Schools can do this sort of thing too

The following is a sponsored segment by SherpaSports:

Last week, DJ Johnson, a former athlete-turned-entrepreneur, told me that one of the biggest challenges he sees in college sports administration is figuring out how to get all the myraid tools departments use to collect data to actually talk to each other. And that’s hard, because every school has very different needs, but often buys software off the shelf.

This is the problem he’s trying to solve with SherpaSports, an AI-driven tool meant to help “bring Silicon Valley into college sports.” Sherpa allows schools to bring their own data, on everything from athlete contracts to weight room numbers to social media activity and build dashboards and interactive tools specific to each athletic department.

“We don’t want to come in and uplug everything schools already have,” Johnson told me. “But sit on top of it or run alongside it.” The goal is to essentially help athletic departments build program-specific tools, just like I’ve done with my newsletter business, to help them streamline recruiting, evaluation, ticket sales, and more.

In practice, that might mean building dashboards to integrate athlete performance data with social media platforms, so brands (and NIL departments) can better identify potential sponsorship opportunities. It could also mean building tools to help in-house sales teams build better target lists for athlete and schol sponsorship opporunities. It might mean combining compensation data with athlete training information, to more efficiently deploy team resources. Or it could mean finding easier ways for the marketing folks to talk to the front office types, and for everybody to make sure they’re on the right side of compliance.

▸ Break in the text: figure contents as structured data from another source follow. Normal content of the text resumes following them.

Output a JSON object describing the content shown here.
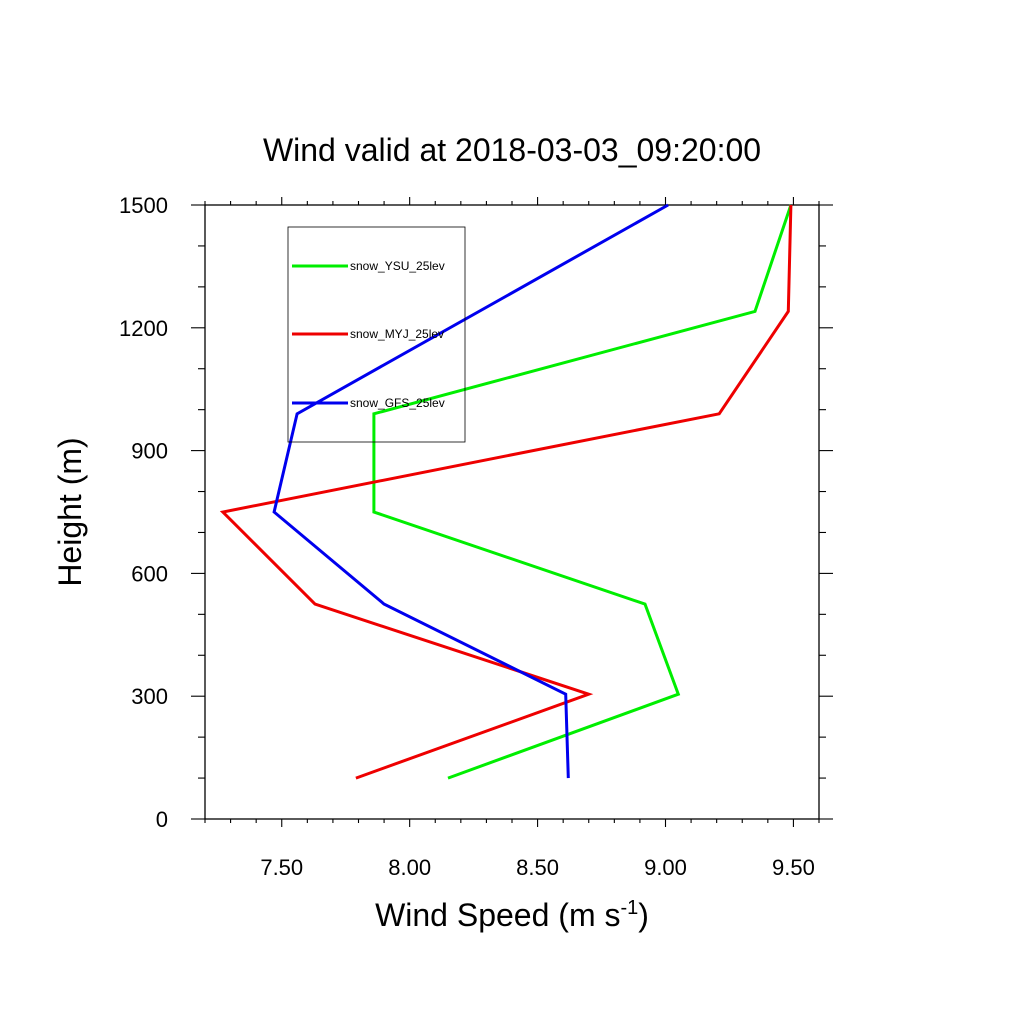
{
  "chart_data": {
    "type": "line",
    "title": "Wind valid at 2018-03-03_09:20:00",
    "xlabel": "Wind Speed (m s",
    "xlabel_sup": "-1",
    "xlabel_end": ")",
    "ylabel": "Height (m)",
    "xlim": [
      7.2,
      9.6
    ],
    "ylim": [
      0,
      1500
    ],
    "x_ticks": [
      7.5,
      8.0,
      8.5,
      9.0,
      9.5
    ],
    "x_tick_labels": [
      "7.50",
      "8.00",
      "8.50",
      "9.00",
      "9.50"
    ],
    "y_ticks": [
      0,
      300,
      600,
      900,
      1200,
      1500
    ],
    "y_tick_labels": [
      "0",
      "300",
      "600",
      "900",
      "1200",
      "1500"
    ],
    "series": [
      {
        "name": "snow_YSU_25lev",
        "color": "#00ee00",
        "points": [
          [
            8.15,
            100
          ],
          [
            9.05,
            305
          ],
          [
            8.92,
            525
          ],
          [
            7.86,
            750
          ],
          [
            7.86,
            990
          ],
          [
            9.35,
            1240
          ],
          [
            9.49,
            1500
          ]
        ]
      },
      {
        "name": "snow_MYJ_25lev",
        "color": "#ee0000",
        "points": [
          [
            7.79,
            100
          ],
          [
            8.7,
            305
          ],
          [
            7.63,
            525
          ],
          [
            7.27,
            750
          ],
          [
            9.21,
            990
          ],
          [
            9.48,
            1240
          ],
          [
            9.49,
            1500
          ]
        ]
      },
      {
        "name": "snow_GFS_25lev",
        "color": "#0000ee",
        "points": [
          [
            8.62,
            100
          ],
          [
            8.61,
            305
          ],
          [
            7.9,
            525
          ],
          [
            7.47,
            750
          ],
          [
            7.56,
            990
          ],
          [
            9.01,
            1500
          ]
        ]
      }
    ],
    "grid": false,
    "legend_position": "top-left"
  }
}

To learn more about how SherpaSports can fit into your athletic department needs, click here.

You have to be willing to change

Earlier in my career, I didn’t have to worry too much about anything other than writing. How that writing found an audience, or made money, or any of that other stuff, was mostly someone else’s problem.

Obviously, that’s not the case anymore. But many of the strategies that worked a lot for newsletter businesses in 2022 don’t work in 2026. I, like all of my peers, have to constantly look for new strategies not just to produce good work, but also to help people find it and convince somebody to pay for it.

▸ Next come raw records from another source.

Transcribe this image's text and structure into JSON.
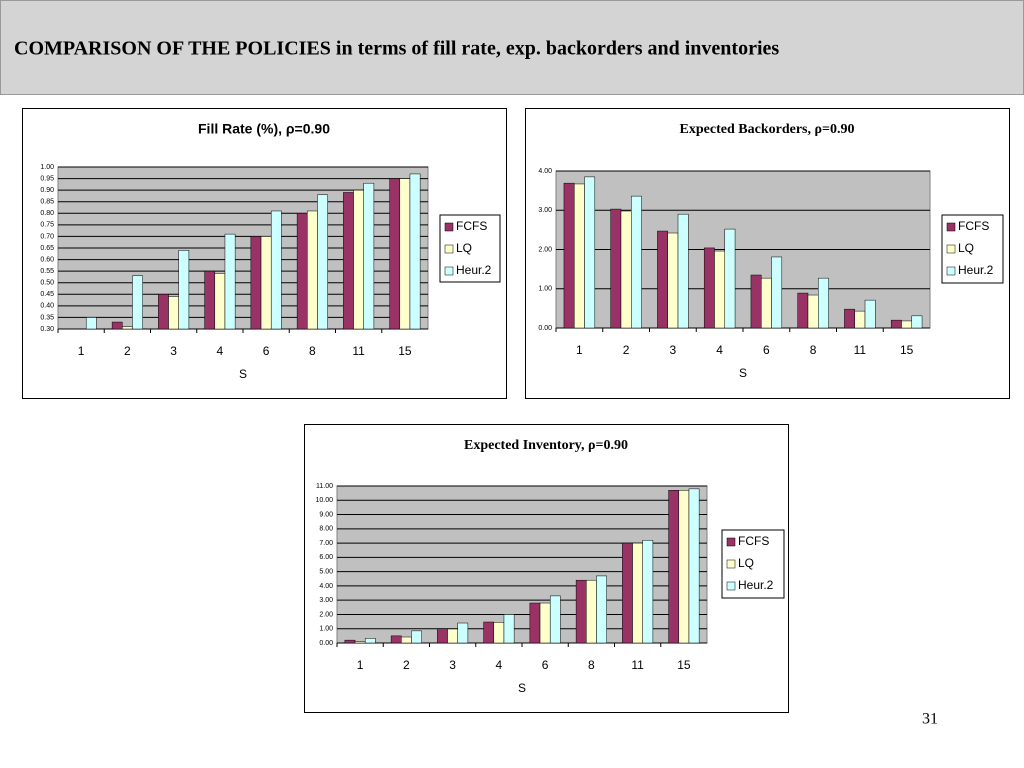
{
  "title": "COMPARISON OF THE POLICIES in terms of fill rate, exp. backorders and inventories",
  "page_number": "31",
  "chart_data": [
    {
      "type": "bar",
      "title": "Fill Rate (%), ρ=0.90",
      "x_label": "S",
      "categories": [
        "1",
        "2",
        "3",
        "4",
        "6",
        "8",
        "11",
        "15"
      ],
      "series": [
        {
          "name": "FCFS",
          "color": "#993366",
          "values": [
            0.28,
            0.33,
            0.45,
            0.55,
            0.7,
            0.8,
            0.89,
            0.95
          ]
        },
        {
          "name": "LQ",
          "color": "#ffffcc",
          "values": [
            0.27,
            0.31,
            0.44,
            0.54,
            0.7,
            0.81,
            0.9,
            0.95
          ]
        },
        {
          "name": "Heur.2",
          "color": "#ccffff",
          "values": [
            0.35,
            0.53,
            0.64,
            0.71,
            0.81,
            0.88,
            0.93,
            0.97
          ]
        }
      ],
      "ylim": [
        0.3,
        1.0
      ],
      "yticks": [
        {
          "value": 0.3,
          "label": "0.30"
        },
        {
          "value": 0.35,
          "label": "0.35"
        },
        {
          "value": 0.4,
          "label": "0.40"
        },
        {
          "value": 0.45,
          "label": "0.45"
        },
        {
          "value": 0.5,
          "label": "0.50"
        },
        {
          "value": 0.55,
          "label": "0.55"
        },
        {
          "value": 0.6,
          "label": "0.60"
        },
        {
          "value": 0.65,
          "label": "0.65"
        },
        {
          "value": 0.7,
          "label": "0.70"
        },
        {
          "value": 0.75,
          "label": "0.75"
        },
        {
          "value": 0.8,
          "label": "0.80"
        },
        {
          "value": 0.85,
          "label": "0.85"
        },
        {
          "value": 0.9,
          "label": "0.90"
        },
        {
          "value": 0.95,
          "label": "0.95"
        },
        {
          "value": 1.0,
          "label": "1.00"
        }
      ],
      "grid": true,
      "legend": "right"
    },
    {
      "type": "bar",
      "title": "Expected Backorders, ρ=0.90",
      "x_label": "S",
      "categories": [
        "1",
        "2",
        "3",
        "4",
        "6",
        "8",
        "11",
        "15"
      ],
      "series": [
        {
          "name": "FCFS",
          "color": "#993366",
          "values": [
            3.69,
            3.03,
            2.47,
            2.04,
            1.35,
            0.89,
            0.48,
            0.2
          ]
        },
        {
          "name": "LQ",
          "color": "#ffffcc",
          "values": [
            3.67,
            2.98,
            2.42,
            1.96,
            1.27,
            0.84,
            0.43,
            0.18
          ]
        },
        {
          "name": "Heur.2",
          "color": "#ccffff",
          "values": [
            3.85,
            3.36,
            2.9,
            2.52,
            1.81,
            1.27,
            0.71,
            0.31
          ]
        }
      ],
      "ylim": [
        0,
        4
      ],
      "yticks": [
        {
          "value": 0,
          "label": "0.00"
        },
        {
          "value": 1,
          "label": "1.00"
        },
        {
          "value": 2,
          "label": "2.00"
        },
        {
          "value": 3,
          "label": "3.00"
        },
        {
          "value": 4,
          "label": "4.00"
        }
      ],
      "grid": true,
      "legend": "right"
    },
    {
      "type": "bar",
      "title": "Expected Inventory, ρ=0.90",
      "x_label": "S",
      "categories": [
        "1",
        "2",
        "3",
        "4",
        "6",
        "8",
        "11",
        "15"
      ],
      "series": [
        {
          "name": "FCFS",
          "color": "#993366",
          "values": [
            0.2,
            0.5,
            1.0,
            1.47,
            2.8,
            4.4,
            7.0,
            10.7
          ]
        },
        {
          "name": "LQ",
          "color": "#ffffcc",
          "values": [
            0.1,
            0.42,
            0.98,
            1.45,
            2.8,
            4.4,
            7.0,
            10.7
          ]
        },
        {
          "name": "Heur.2",
          "color": "#ccffff",
          "values": [
            0.33,
            0.85,
            1.4,
            2.0,
            3.3,
            4.7,
            7.2,
            10.8
          ]
        }
      ],
      "ylim": [
        0,
        11
      ],
      "yticks": [
        {
          "value": 0,
          "label": "0.00"
        },
        {
          "value": 1,
          "label": "1.00"
        },
        {
          "value": 2,
          "label": "2.00"
        },
        {
          "value": 3,
          "label": "3.00"
        },
        {
          "value": 4,
          "label": "4.00"
        },
        {
          "value": 5,
          "label": "5.00"
        },
        {
          "value": 6,
          "label": "6.00"
        },
        {
          "value": 7,
          "label": "7.00"
        },
        {
          "value": 8,
          "label": "8.00"
        },
        {
          "value": 9,
          "label": "9.00"
        },
        {
          "value": 10,
          "label": "10.00"
        },
        {
          "value": 11,
          "label": "11.00"
        }
      ],
      "grid": true,
      "legend": "right"
    }
  ]
}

Software wasn’t on my radar in 2022. Now, it’s a vitally important part of our business. Twitter used to be the biggest audience discovery source AND a better network than LinkedIn to find our next job. That…is not the case anymore.

The college sports industry is the same way. If you’re selling your tickets the same way in 2026 that you did in 2021, you’re probably doing it wrong. You certainly aren’t recruiting players the same way you did five years ago. You’re not approaching revenue generation the same way you did five years ago. You’re probably not thinking about capital projects, government affairs, travel logistics, or anything else the same way either.

It’s easy to get despondent about many of those changes, especially the ones that you can’t control. But boy, it sure was nice to spend a few days around so many people who are very much struggling with those same changes but approach them with energy and, if not optimism, at least resolve.

I’ve got a few more ideas on how to make better work, produce work that’s sustainable, and make sure that EP lives out the professional values that I think are important. As “crossover season” wraps up and more folks in this business find a second to exhale for the first time since February, I hope they can do the same.

The problems aren’t easy. But they are solvable. But they can't be solved just by complaining…no. matter how good and righteous that can feel sometimes.